The case managers take their laptop computers to the floor with them, using data ports on each unit. The hospital uses the MIDAS+ care management system software from Affiliated Computer Services (ACS), a Dallas-based information technology firm, for utilization review and discharge planning.

"The case managers are on the unit all day, easily accessible to the physicians and patients. They visit each patient each day," she says.

Before the integrated model was put into place, social workers saw patients only by referral from nursing or utilization management staff. If the referral didn’t take place until the end of the stay, the patient often was not discharged in a timely manner.

Under the new system, all patients are seen by case managers, who start the discharge planning process upon admission.

The new model includes a patient transfer case manager who makes arrangements for patients with complex conditions who are being transferred to a facility that can provide a higher level of care.

Homestead is a 120-bed facility that doesn’t offer some services, such as cardiac catheterization, thoracic surgery, cardiovascular surgery, or neurosurgery.

Before the new model was implemented, the nursing staff handled the transfers.

"It was a difficult job that nursing tried to do along with providing direct patient care. We had patients waiting multiple days to transfer to other facilities. Having a person dedicated to doing the hospital-to-hospital transfers has been a key component to reducing length of stay," she says.

Covering weekend duty 

The hospital has abbreviated case management staffing on the weekend, with one case manager working on the floors each weekend day. Staff take turns handling the weekend duty.

"More managed care organizations are open on the weekends, and some require that clinical information be available seven days a week. We have patients who are ready to be discharged on weekends and need someone to facilitate that," White says.

Most of the discharge planning for weekend discharges is set up during the week, but the case managers are on hand if there is a discharge that wasn’t expected or someone being discharged needs additional services. The weekend case manager also coordinates with the ED case manager to take care of any needs of patients being admitted.

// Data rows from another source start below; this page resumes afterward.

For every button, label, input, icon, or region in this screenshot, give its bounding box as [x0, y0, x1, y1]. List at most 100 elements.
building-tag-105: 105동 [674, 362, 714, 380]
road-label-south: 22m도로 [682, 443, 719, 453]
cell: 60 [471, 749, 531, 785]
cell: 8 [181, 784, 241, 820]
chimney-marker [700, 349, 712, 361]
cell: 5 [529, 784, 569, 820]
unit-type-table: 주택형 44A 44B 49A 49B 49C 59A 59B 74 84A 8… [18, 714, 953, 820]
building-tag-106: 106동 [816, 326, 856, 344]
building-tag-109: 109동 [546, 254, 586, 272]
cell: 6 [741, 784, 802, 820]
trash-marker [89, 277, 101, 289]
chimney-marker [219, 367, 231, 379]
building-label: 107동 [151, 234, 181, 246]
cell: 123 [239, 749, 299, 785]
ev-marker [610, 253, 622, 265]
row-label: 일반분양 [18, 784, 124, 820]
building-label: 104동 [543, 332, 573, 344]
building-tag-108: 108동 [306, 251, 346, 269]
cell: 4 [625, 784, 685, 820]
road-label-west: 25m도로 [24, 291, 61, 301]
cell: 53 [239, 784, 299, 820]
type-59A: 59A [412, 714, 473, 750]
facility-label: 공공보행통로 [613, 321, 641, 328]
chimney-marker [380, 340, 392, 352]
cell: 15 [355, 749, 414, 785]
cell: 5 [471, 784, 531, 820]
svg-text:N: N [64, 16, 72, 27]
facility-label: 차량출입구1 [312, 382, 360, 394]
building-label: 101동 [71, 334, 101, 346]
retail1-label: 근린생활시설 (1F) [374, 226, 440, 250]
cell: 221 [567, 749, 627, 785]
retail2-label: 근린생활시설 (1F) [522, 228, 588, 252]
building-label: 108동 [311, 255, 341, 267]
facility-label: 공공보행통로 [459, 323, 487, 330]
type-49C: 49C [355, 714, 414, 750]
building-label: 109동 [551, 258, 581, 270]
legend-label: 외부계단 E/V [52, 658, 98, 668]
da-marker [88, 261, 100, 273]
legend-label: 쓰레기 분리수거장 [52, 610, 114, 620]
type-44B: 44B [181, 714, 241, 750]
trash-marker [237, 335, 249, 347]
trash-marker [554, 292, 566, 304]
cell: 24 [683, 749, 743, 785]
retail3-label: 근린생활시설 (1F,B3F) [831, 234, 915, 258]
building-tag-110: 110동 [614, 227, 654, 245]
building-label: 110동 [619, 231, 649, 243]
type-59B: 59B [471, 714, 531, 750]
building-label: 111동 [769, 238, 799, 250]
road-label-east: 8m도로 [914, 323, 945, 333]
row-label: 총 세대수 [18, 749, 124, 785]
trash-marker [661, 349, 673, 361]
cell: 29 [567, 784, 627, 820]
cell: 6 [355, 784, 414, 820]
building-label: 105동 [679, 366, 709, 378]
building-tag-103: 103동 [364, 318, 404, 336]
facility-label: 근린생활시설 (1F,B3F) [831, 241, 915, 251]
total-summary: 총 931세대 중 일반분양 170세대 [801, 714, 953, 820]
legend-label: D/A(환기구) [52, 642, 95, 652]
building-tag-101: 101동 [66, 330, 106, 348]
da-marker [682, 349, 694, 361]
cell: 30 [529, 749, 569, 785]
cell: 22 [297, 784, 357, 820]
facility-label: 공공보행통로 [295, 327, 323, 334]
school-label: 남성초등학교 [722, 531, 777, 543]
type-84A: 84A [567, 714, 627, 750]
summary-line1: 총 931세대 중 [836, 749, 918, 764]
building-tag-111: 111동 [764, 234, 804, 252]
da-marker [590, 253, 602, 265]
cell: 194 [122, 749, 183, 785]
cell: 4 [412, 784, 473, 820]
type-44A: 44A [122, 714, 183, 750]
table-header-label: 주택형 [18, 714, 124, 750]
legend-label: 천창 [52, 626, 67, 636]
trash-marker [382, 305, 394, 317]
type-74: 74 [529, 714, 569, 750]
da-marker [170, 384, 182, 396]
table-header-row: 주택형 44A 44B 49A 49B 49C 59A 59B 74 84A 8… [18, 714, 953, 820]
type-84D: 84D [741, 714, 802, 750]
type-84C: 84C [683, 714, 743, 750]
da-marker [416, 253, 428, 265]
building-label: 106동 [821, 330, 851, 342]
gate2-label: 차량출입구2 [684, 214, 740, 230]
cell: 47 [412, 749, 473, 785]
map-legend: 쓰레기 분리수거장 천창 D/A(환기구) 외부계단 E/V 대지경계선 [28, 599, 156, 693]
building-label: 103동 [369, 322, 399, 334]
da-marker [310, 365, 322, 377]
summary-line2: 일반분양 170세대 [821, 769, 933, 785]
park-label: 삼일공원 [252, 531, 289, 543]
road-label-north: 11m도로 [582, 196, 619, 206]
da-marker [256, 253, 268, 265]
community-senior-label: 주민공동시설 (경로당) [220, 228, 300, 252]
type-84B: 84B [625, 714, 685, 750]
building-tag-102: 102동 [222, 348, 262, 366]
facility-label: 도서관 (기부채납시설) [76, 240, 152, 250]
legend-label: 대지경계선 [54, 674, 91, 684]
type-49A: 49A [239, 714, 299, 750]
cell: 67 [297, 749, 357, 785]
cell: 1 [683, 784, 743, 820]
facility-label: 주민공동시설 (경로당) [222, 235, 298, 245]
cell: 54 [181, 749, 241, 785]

Case managers covering the ED are all registered nurses who work 12-hour shifts and rotating weekend duty. The ED case managers were the hospital’s first case managers and have been in place for two years.

"The emergency department case managers ensure that the patients need to be in the hospital and make sure that the patients who are discharged from the emergency department have the appropriate resources, such as durable medical equipment. They make sure they know where to follow up. If they are being admitted, they get the initial clinical information and start the discharge plan," she says.

Creating the ED case management role has helped the hospital move patients through the continuum of care in a timely manner.

"In the past, the utilization manager wouldn’t have seen the patient until the day after they were admitted, and it might have been as long as 24 hours later," White says.

The case manager for the transitional stay unit works an eight-hour shift Monday through Friday. She watches the patients on that unit closely and makes sure the test results get to physicians in a timely manner. She does utilization review, making sure that the patient is in the correct setting, whether inpatient or outpatient, and ensuring that the documentation is correct.

"These are patients that the hospital wants to manage more aggressively to either admit them to inpatient status or rule out a clinical condition that warrants hospitalization," White says.

The shift to an integrated model of case management was accomplished without an increase in budget and using the existing staff, White says.

"We took the current staff in each area and cross-trained them. At the time, we had the emergency department case management position staffed 24 hours a day. We decided we could make a bigger impact by having case management during the day and shifting some of the emergency department FTEs to the floor case management," she says.